Atilla YAYLA
Liberal demokrasilerin ana problemlerinden biri, seçilmişler ile atanmışlar arasındaki ilişkilerde tezahür eder. Bu problemin ne olduğu kısaca şu şekilde ifade edilebilir: Demokratik sistemde devletin geniş anlamda yürütme erki içinde iki ana güç odağı vardır: Demokratik seçimlerle geçici olarak iş başına gelenler ve memurluk mesleğine girip bu işi emekli olana kadar sürdürenler. İlk gruba mensup olanlar siyasetçilerdir ve hem yasama organı hem hükümet denilen yürütme organı siyasetçilerden oluşur; ikinci gruptakilere memur denir ve bu kişilerin tamamı idare cihazında yer alır. Ancak, her memuru bu problemin tarafı olarak görmek yanlıştır. Asıl taraf yüksek dereceli memurlardır ve bu kesim genellikle 'bürokrasi', 'bürokratlar' adıyla anılır. Siyasetçilerle bürokratlar beraber çalışmak zorundadır, ama aralarındaki ilişki çoğu zaman gerilimli ve çeşitli şekillerde kavgalı yürür.
Bürokratlarda belirgin bir şekilde siyasetçileri küçümseme eğilimi vardır. Onlar, neredeyse değişmez biçimde, kendilerini hancı siyasetçileri yolcu, yani kendilerini kalıcı siyasetçileri geçici görürler. Bu, bürokratlarda, çok temelsiz olduğu söylenemeyecek, siyasetçilere karşı bir güçlülük ve üstünlük algısına yol açar. Bürokratlar hükümette görev alan bakanlardan daha uzun süre görevde kalırlar. Yıllar içinde işlerinin teorik ve teknik bilgisi ile pratik becerisini edinirler. Çalıştıkları kurumlara sahiplik, hatta patronluk duygusu geliştirirler. Bürokraside yukarı tırmandıkça daha geniş personel ve bütçe imkânları edinirler. Geniş bir bürokratik ağ oluştururlar. Bu onları politikacılar karşısında, özellikle de ofisi, personeli, bütçesi olmayan milletvekilleri karşısında güçlü kılar.

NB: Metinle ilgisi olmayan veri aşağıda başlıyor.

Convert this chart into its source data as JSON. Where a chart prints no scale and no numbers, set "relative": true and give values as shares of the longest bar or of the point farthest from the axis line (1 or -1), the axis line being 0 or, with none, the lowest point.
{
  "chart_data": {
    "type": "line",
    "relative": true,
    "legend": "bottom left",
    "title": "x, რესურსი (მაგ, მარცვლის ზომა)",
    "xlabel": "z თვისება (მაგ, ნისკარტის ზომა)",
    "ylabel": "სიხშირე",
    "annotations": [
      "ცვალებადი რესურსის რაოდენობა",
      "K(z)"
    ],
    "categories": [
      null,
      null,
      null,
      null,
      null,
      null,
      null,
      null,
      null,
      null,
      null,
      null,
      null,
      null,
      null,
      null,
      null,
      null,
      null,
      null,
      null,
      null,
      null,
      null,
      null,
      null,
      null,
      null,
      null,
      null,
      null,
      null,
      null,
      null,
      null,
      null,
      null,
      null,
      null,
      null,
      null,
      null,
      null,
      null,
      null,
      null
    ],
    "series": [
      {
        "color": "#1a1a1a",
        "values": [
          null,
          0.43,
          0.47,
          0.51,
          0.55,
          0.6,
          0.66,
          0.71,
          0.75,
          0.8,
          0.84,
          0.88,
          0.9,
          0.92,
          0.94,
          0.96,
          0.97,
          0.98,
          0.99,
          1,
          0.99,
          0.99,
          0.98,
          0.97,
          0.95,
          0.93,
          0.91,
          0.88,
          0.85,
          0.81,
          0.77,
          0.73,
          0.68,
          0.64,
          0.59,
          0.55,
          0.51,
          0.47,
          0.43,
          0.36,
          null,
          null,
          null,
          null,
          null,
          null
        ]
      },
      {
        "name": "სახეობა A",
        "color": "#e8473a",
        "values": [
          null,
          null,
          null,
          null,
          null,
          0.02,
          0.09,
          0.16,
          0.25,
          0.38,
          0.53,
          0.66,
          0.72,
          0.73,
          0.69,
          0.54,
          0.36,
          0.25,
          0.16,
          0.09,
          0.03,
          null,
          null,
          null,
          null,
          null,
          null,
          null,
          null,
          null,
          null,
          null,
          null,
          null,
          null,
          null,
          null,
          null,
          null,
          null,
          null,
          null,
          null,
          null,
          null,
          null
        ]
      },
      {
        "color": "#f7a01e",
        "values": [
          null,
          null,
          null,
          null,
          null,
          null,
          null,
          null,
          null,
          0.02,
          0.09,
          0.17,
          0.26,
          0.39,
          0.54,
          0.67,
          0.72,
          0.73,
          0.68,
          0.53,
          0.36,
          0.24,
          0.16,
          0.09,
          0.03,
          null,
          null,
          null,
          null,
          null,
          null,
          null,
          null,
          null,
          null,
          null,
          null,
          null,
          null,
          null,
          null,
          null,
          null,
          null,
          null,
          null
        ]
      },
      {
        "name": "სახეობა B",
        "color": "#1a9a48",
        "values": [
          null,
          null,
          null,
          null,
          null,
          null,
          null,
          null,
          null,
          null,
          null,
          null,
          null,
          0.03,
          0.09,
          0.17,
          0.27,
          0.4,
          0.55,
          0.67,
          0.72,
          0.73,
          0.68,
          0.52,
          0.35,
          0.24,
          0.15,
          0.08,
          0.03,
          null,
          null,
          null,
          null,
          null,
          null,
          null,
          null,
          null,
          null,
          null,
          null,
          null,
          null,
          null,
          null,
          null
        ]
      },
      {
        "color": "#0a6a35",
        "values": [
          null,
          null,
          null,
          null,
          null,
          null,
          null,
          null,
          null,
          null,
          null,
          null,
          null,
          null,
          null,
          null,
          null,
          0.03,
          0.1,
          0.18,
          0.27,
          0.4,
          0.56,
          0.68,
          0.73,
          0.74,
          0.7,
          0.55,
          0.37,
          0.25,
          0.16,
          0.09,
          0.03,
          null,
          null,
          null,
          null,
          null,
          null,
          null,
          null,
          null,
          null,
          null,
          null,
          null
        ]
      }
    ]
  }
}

Devlet bürokratsız işleyemez. Bu yüzden, her sistemde her zaman bürokratlar vardır, var olmaya da devam edecektir. Ancak, temerküz etmiş her güç gibi bürokratik güç de hem iyiye hem kötüye kullanılabilir. Bundan dolayı, bürokrasinin toplum tarafından denetim altına alınması gerekir, yoksa, toplumun hizmetkârı olması gereken bürokrasi toplumu kendi hizmetkârına çevirebilir. Toplum bu denetlemeyi doğrudan ve bizzat yapamaz. Liberal demokrasilerde bürokratik tabakanın denetimi halkın temsilcisi olan politikacılar eliyle gerçekleştirilir. Bunun sonucu şudur: Demokraside otorite hiyerarşisinde politikacılar daima bürokratların yukarısındadır. Bürokrat her zaman siyasetçiden emir almak ve onun uygun gördüğü istikamette devlet cihazını çalıştırmak zorundadır.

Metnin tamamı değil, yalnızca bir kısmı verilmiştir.